Historic house in Michigan, United States

The George and Mary Pine Smith House is a private house located at 3704 Sheldon Road, near Sheldon in Canton Township, Michigan. It was listed on the National Register of Historic Places in 2000.

==History==
The land this house sits on was first farmed by William Smith of England, who purchased 80 acre of land in 1830. In 1835, Smith purchased another 80 acre to the east. At some point, William built a log cabin on the property.

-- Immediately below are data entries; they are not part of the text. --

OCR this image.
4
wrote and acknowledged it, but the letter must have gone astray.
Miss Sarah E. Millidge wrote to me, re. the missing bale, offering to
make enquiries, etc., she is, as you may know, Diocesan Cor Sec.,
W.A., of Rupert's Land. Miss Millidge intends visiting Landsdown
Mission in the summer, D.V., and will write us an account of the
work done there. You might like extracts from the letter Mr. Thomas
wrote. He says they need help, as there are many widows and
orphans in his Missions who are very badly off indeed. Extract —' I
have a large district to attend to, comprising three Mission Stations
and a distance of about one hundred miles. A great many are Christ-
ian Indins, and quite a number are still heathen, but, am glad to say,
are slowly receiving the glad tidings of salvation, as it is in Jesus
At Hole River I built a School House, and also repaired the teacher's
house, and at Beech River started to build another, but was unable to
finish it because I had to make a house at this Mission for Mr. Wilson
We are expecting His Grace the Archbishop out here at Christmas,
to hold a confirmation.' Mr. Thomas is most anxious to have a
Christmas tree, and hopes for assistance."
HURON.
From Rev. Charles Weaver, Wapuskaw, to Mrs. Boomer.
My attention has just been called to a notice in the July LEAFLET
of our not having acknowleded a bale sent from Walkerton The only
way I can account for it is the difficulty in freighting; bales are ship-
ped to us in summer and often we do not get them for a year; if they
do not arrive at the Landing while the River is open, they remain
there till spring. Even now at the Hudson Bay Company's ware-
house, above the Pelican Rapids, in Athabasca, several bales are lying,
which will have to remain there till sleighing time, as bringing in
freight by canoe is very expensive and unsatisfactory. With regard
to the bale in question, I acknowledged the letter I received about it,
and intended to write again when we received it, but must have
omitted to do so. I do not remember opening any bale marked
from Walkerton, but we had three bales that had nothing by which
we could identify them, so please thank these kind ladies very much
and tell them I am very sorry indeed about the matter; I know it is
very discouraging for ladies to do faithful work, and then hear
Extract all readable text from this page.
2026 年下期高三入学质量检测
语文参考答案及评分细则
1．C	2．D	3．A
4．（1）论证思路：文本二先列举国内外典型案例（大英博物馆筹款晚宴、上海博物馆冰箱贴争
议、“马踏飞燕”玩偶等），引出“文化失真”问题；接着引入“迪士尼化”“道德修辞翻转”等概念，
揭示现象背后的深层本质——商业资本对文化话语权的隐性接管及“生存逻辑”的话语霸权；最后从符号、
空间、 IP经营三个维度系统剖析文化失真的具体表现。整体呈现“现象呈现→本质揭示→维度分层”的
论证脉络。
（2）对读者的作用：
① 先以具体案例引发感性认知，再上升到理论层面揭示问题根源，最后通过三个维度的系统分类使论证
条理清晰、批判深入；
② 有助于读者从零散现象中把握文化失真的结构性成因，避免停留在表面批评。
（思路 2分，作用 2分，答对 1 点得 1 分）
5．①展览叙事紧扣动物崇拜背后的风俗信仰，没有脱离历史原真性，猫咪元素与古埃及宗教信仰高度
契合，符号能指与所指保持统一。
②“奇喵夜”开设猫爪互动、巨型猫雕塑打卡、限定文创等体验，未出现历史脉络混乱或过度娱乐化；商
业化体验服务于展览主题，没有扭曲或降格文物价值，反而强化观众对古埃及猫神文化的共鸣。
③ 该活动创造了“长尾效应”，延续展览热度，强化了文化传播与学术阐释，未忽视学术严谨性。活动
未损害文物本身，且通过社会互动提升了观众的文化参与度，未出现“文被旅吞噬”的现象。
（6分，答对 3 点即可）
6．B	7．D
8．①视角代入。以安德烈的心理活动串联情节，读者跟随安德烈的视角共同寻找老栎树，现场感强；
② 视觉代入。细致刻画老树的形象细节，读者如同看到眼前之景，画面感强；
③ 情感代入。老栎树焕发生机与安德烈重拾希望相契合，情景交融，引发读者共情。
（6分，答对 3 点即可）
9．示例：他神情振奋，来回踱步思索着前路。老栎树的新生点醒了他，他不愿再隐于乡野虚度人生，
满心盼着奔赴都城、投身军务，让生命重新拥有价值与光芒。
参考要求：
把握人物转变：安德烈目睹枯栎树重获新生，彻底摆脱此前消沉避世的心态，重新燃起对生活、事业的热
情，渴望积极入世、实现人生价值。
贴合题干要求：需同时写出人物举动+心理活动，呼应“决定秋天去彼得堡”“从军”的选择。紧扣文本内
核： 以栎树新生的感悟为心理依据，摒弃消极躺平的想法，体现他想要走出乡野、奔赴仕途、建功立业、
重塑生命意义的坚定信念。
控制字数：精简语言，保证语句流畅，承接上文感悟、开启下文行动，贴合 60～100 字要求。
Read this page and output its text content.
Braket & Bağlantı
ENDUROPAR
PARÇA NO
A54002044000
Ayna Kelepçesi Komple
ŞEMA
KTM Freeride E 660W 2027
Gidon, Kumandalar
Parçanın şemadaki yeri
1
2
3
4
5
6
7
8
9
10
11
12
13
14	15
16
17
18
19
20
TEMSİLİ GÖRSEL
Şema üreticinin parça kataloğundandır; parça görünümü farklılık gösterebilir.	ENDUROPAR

William Smith and his wife Mary Collins Smith raised seven children on this farm, establishing a long line of Smiths farming in Canton Township.

One of William and Mary Collins Smith's children was George Smith Sr. His son George Jr. (William's grandson) married Mary Pine. In 1904, George Jr. and Mary Smith spent $2,058.76 to build the house that now sits on the property, replacing the log cabin. Although the present acreage is small, outbuildings on the property give the feel of the old farmstead and the wooded edges isolate the house from the surrounding modern developments.

==Description==
The George and Mary Pine Smith House is a two-story gabled ell building with an additional ell at the rear. The brick house sits on a two-foot-thick fieldstone foundation laid in courses across the facade. Many of the bricks in the walls were handmade at the building site. Two doors in the front facade are covered by a small porch with decorative millwork. The front facade includes a bay window, and two of the other front windows have a transom sash, one with stained glass in the transom area and the other with beveled glass. Three more large transomed windows are in other elevations, and the remainder of the house's windows are narrow one over ones. The windows are topped with a segmental arch formed of corbelled bricks.